古い新聞を読み返していて、パット・モリタ氏が去年の11月に亡くなっていたことを知った。

このことは11月29日付ニューヨーク・タイムズの論説にも記事になっている。

日系人俳優パット・モリタが感謝祭の非にラスベガスで亡くなった。73歳だった。
 1967年に「モダン・ミリー」で「アジア人No.2」として映画デビューして以来、モリタ氏はずっと現役を貫いた。当たり役としては、映画「カラテ・キッド(邦題ベスト・キッド)」のミヤギ師匠が有名だ。しかしそれ以外は、40年近くにわたって果てしない脇役の道が続いた。台本にアジア人のタクシー運転手やバーテンダー、下手な英語で鋭い警句を言う役がある時、彼ほど頼れる存在はなかった。
(日本語約:US Frontline 編集部、人民兵注 アジア人No.1はブルースリーのこと)

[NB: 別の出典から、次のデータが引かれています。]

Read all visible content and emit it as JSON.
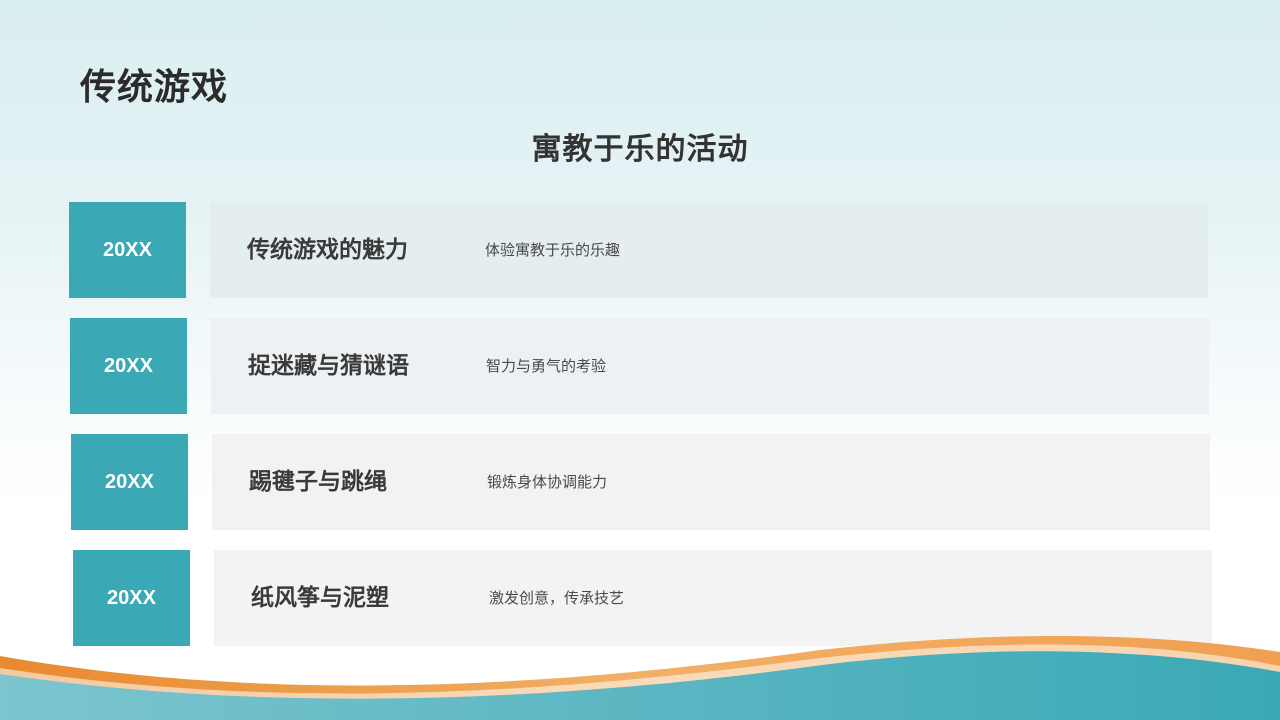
{
  "slide": {
    "title": "传统游戏",
    "subtitle": "寓教于乐的活动"
  },
  "items": [
    {
      "year": "20XX",
      "title": "传统游戏的魅力",
      "desc": "体验寓教于乐的乐趣"
    },
    {
      "year": "20XX",
      "title": "捉迷藏与猜谜语",
      "desc": "智力与勇气的考验"
    },
    {
      "year": "20XX",
      "title": "踢毽子与跳绳",
      "desc": "锻炼身体协调能力"
    },
    {
      "year": "20XX",
      "title": "纸风筝与泥塑",
      "desc": "激发创意，传承技艺"
    }
  ],
  "colors": {
    "accent": "#3aa9b5",
    "wave_orange": "#f0a050",
    "card_bg": "#f2f2f2",
    "title_text": "#2b2b2b"
  }
}
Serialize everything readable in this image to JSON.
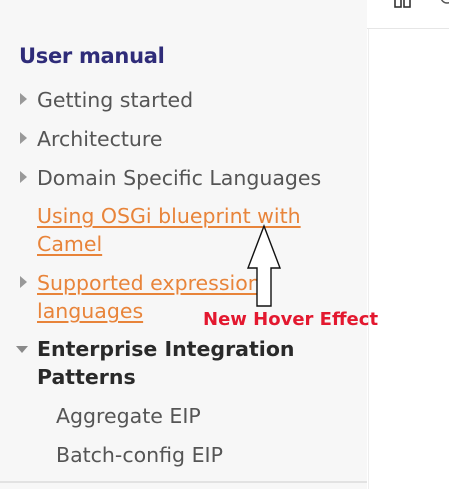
{
  "sidebar": {
    "heading": "User manual",
    "items": [
      {
        "label": "Getting started",
        "expandable": true
      },
      {
        "label": "Architecture",
        "expandable": true
      },
      {
        "label": "Domain Specific Languages",
        "expandable": true
      },
      {
        "label_line1": "Using OSGi blueprint with",
        "label_line2": "Camel",
        "hovered": true
      },
      {
        "label_line1": "Supported expression",
        "label_line2": "languages",
        "hovered": true,
        "expandable": true
      },
      {
        "label_line1": "Enterprise Integration",
        "label_line2": "Patterns",
        "expanded": true
      },
      {
        "label": "Aggregate EIP",
        "child": true
      },
      {
        "label": "Batch-config EIP",
        "child": true
      }
    ]
  },
  "annotation": {
    "text": "New Hover Effect"
  },
  "colors": {
    "heading": "#2f2c79",
    "hover_link": "#e8843a",
    "annotation": "#e3182f"
  },
  "icons": [
    "grid-icon",
    "caret-right-icon",
    "caret-down-icon",
    "up-arrow-icon"
  ]
}
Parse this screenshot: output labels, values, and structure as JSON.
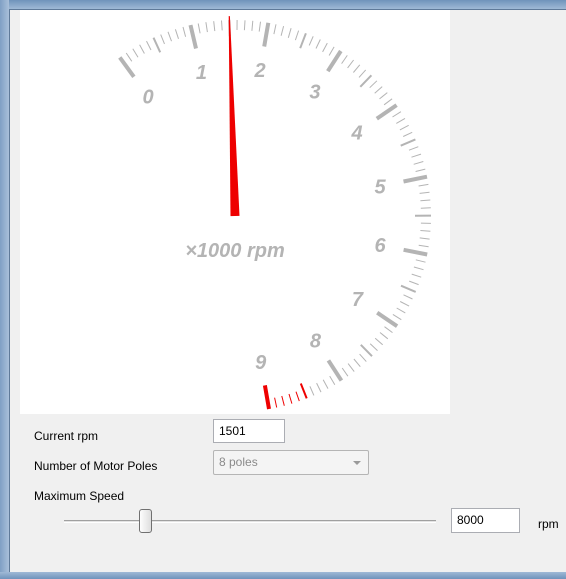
{
  "gauge": {
    "min": 0,
    "max": 9,
    "value": 1.501,
    "tick_labels": [
      "0",
      "1",
      "2",
      "3",
      "4",
      "5",
      "6",
      "7",
      "8",
      "9"
    ],
    "unit_label": "×1000 rpm",
    "redline_from": 8.5,
    "colors": {
      "tick": "#b4b4b4",
      "redline": "#ee0000",
      "needle": "#ee0000",
      "background": "#ffffff"
    }
  },
  "controls": {
    "current_rpm": {
      "label": "Current rpm",
      "value": "1501"
    },
    "motor_poles": {
      "label": "Number of Motor Poles",
      "selected": "8 poles"
    },
    "max_speed": {
      "label": "Maximum Speed",
      "slider_value": 2000,
      "slider_min": 0,
      "slider_max": 10000,
      "field_value": "8000",
      "unit": "rpm"
    }
  }
}
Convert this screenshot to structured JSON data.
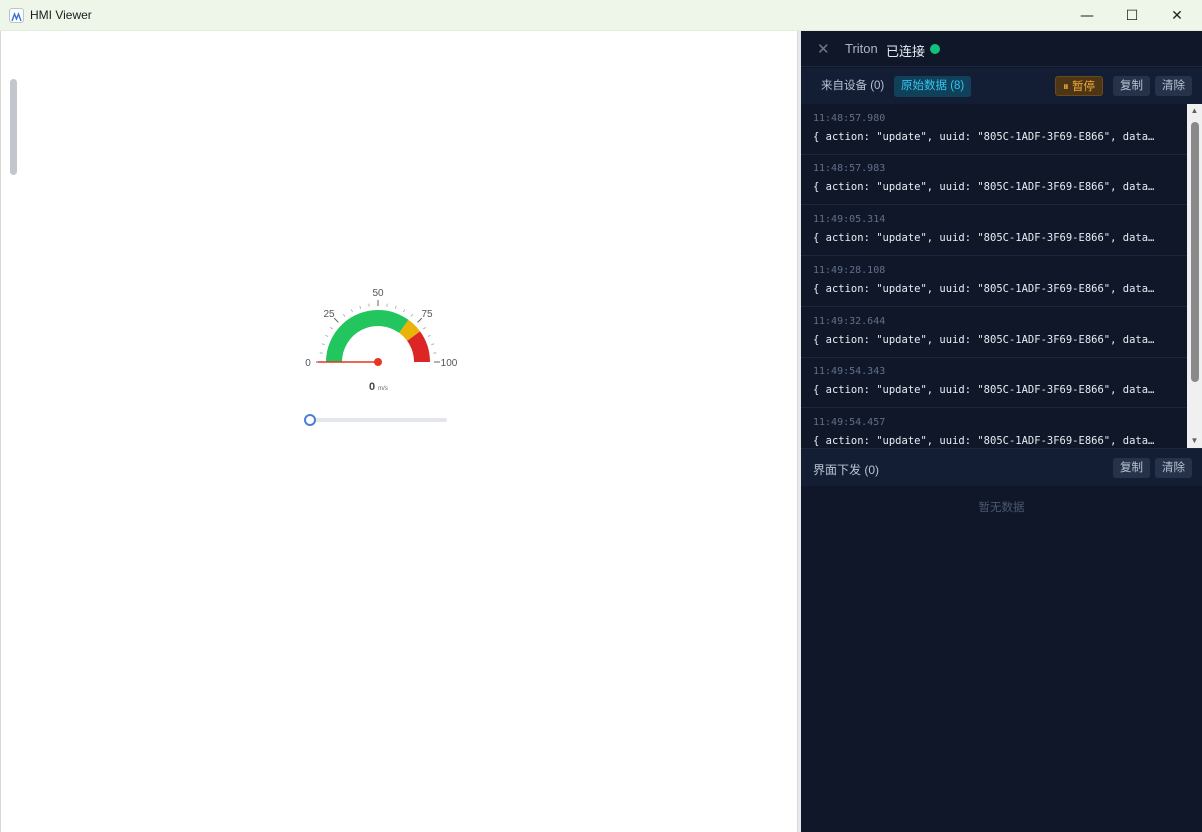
{
  "window": {
    "title": "HMI Viewer",
    "minimize_glyph": "—",
    "maximize_glyph": "☐",
    "close_glyph": "✕"
  },
  "gauge": {
    "ticks": {
      "t0": "0",
      "t25": "25",
      "t50": "50",
      "t75": "75",
      "t100": "100"
    },
    "value": "0",
    "unit": "m/s",
    "min": 0,
    "max": 100,
    "current": 0,
    "colors": {
      "green": "#22c55e",
      "yellow": "#eab308",
      "red": "#dc2626",
      "needle": "#e8351f"
    }
  },
  "slider": {
    "value": 0
  },
  "panel": {
    "close_glyph": "✕",
    "name": "Triton",
    "status": "已连接",
    "status_color": "#10c27b",
    "tabs": {
      "device": "来自设备 (0)",
      "raw": "原始数据 (8)"
    },
    "pause": "⏸ 暂停",
    "copy": "复制",
    "clear": "清除",
    "logs": [
      {
        "time": "11:48:57.980",
        "text": "{ action: \"update\", uuid: \"805C-1ADF-3F69-E866\", data: …"
      },
      {
        "time": "11:48:57.983",
        "text": "{ action: \"update\", uuid: \"805C-1ADF-3F69-E866\", data: …"
      },
      {
        "time": "11:49:05.314",
        "text": "{ action: \"update\", uuid: \"805C-1ADF-3F69-E866\", data: …"
      },
      {
        "time": "11:49:28.108",
        "text": "{ action: \"update\", uuid: \"805C-1ADF-3F69-E866\", data: …"
      },
      {
        "time": "11:49:32.644",
        "text": "{ action: \"update\", uuid: \"805C-1ADF-3F69-E866\", data: …"
      },
      {
        "time": "11:49:54.343",
        "text": "{ action: \"update\", uuid: \"805C-1ADF-3F69-E866\", data: …"
      },
      {
        "time": "11:49:54.457",
        "text": "{ action: \"update\", uuid: \"805C-1ADF-3F69-E866\", data: …"
      }
    ],
    "scroll_up": "▲",
    "scroll_down": "▼",
    "outbound_title": "界面下发 (0)",
    "empty_text": "暂无数据"
  }
}
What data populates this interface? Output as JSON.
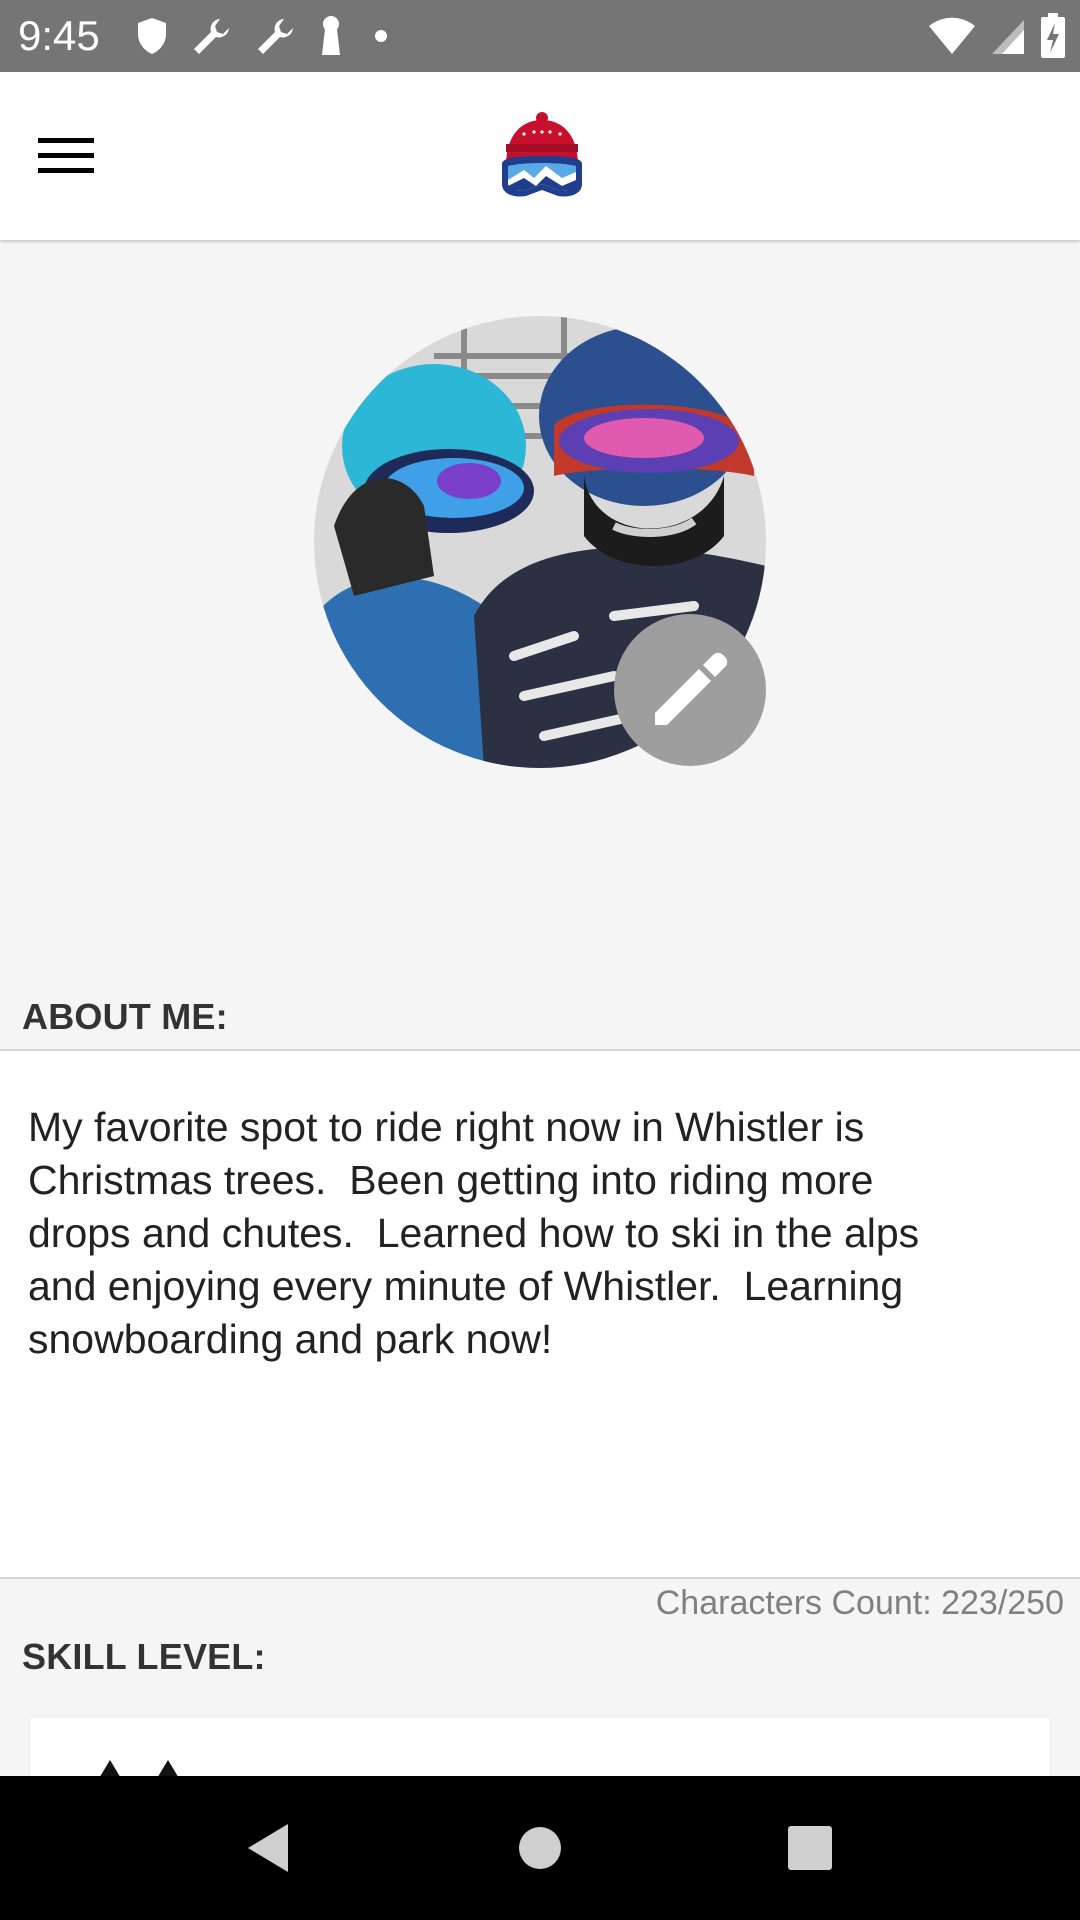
{
  "status_bar": {
    "time": "9:45",
    "left_icons": [
      "shield-icon",
      "wrench-icon",
      "wrench-icon",
      "keyhole-icon",
      "dot-icon"
    ],
    "right_icons": [
      "wifi-icon",
      "signal-icon",
      "battery-charging-icon"
    ]
  },
  "app_bar": {
    "menu_icon": "hamburger-menu-icon",
    "logo": "ski-beanie-goggles-logo"
  },
  "profile": {
    "avatar": "profile-photo",
    "edit_icon": "pencil-icon"
  },
  "about": {
    "label": "ABOUT ME:",
    "text": "My favorite spot to ride right now in Whistler is\nChristmas trees.  Been getting into riding more\ndrops and chutes.  Learned how to ski in the alps\nand enjoying every minute of Whistler.  Learning\nsnowboarding and park now!",
    "char_count": "Characters Count: 223/250"
  },
  "skill": {
    "label": "SKILL LEVEL:"
  },
  "nav_bar": {
    "buttons": [
      "back-icon",
      "home-icon",
      "recents-icon"
    ]
  },
  "colors": {
    "status_bar": "#757575",
    "app_bar": "#ffffff",
    "background": "#f5f5f5",
    "edit_button": "#9e9e9e",
    "logo_red": "#c8102e",
    "logo_blue": "#1f3f8c"
  }
}
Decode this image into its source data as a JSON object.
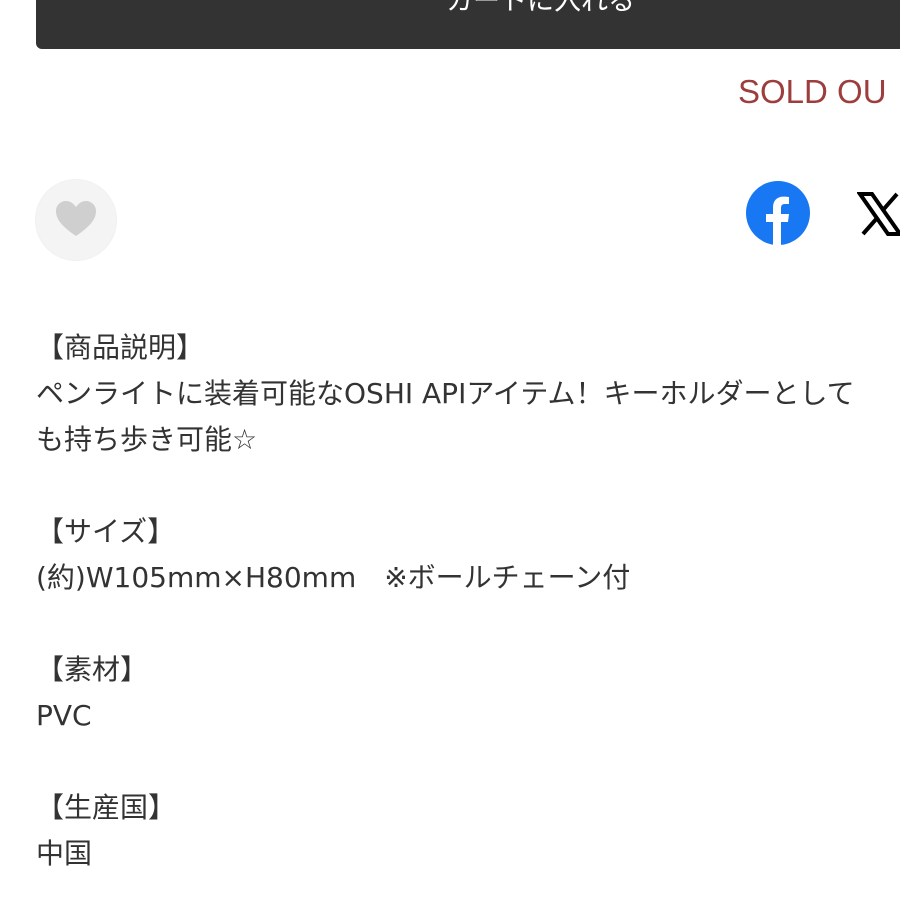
{
  "top_button": {
    "label": "カートに入れる"
  },
  "status": {
    "sold_out": "SOLD OU"
  },
  "social": {
    "favorite_icon": "heart-icon",
    "facebook_icon": "facebook-icon",
    "x_icon": "x-icon"
  },
  "description": {
    "heading": "【商品説明】",
    "line1": "ペンライトに装着可能なOSHI APIアイテム！キーホルダーとして",
    "line2": "も持ち歩き可能☆",
    "size_heading": "【サイズ】",
    "size_value": "(約)W105mm×H80mm　※ボールチェーン付",
    "material_heading": "【素材】",
    "material_value": "PVC",
    "origin_heading": "【生産国】",
    "origin_value": "中国"
  },
  "colors": {
    "button_bg": "#333333",
    "sold_out": "#9e3d3d",
    "facebook": "#1877f2",
    "text": "#333333"
  }
}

記事はこの後、『モリタ氏は紋切り型のアジア人しか必要とされないシステムの中で苦労した最後の世代だ』と続く。

アメリカに住んでドラマやコメディを見たり、音楽を耳にしても、日本のサブカルチャーの素晴らしさは際立っていると思う。単純な歌唱力・表現力では劣っているように見えるかもしれないが、底に流れるメロディラインやメッセージ、笑いのセンスは世界に比類ないものだと人民兵は信じる。

時代も変わって今では『紋切り型』のアジア人俳優だけを必要とはしていないと言うが、やはりテレビをつけても映画を見ても、まだまだアジア系の活躍する場は極めて小さいと言わざるをえない。

吉田栄作がハリウッド進出を試みて失敗したが、あれは本人がどうのこうのと言うよりは、カンフーの達人でもなければ忍者でもないアジア人男性の役柄が、こちらの芸能界に皆無だったということに原因が大きい。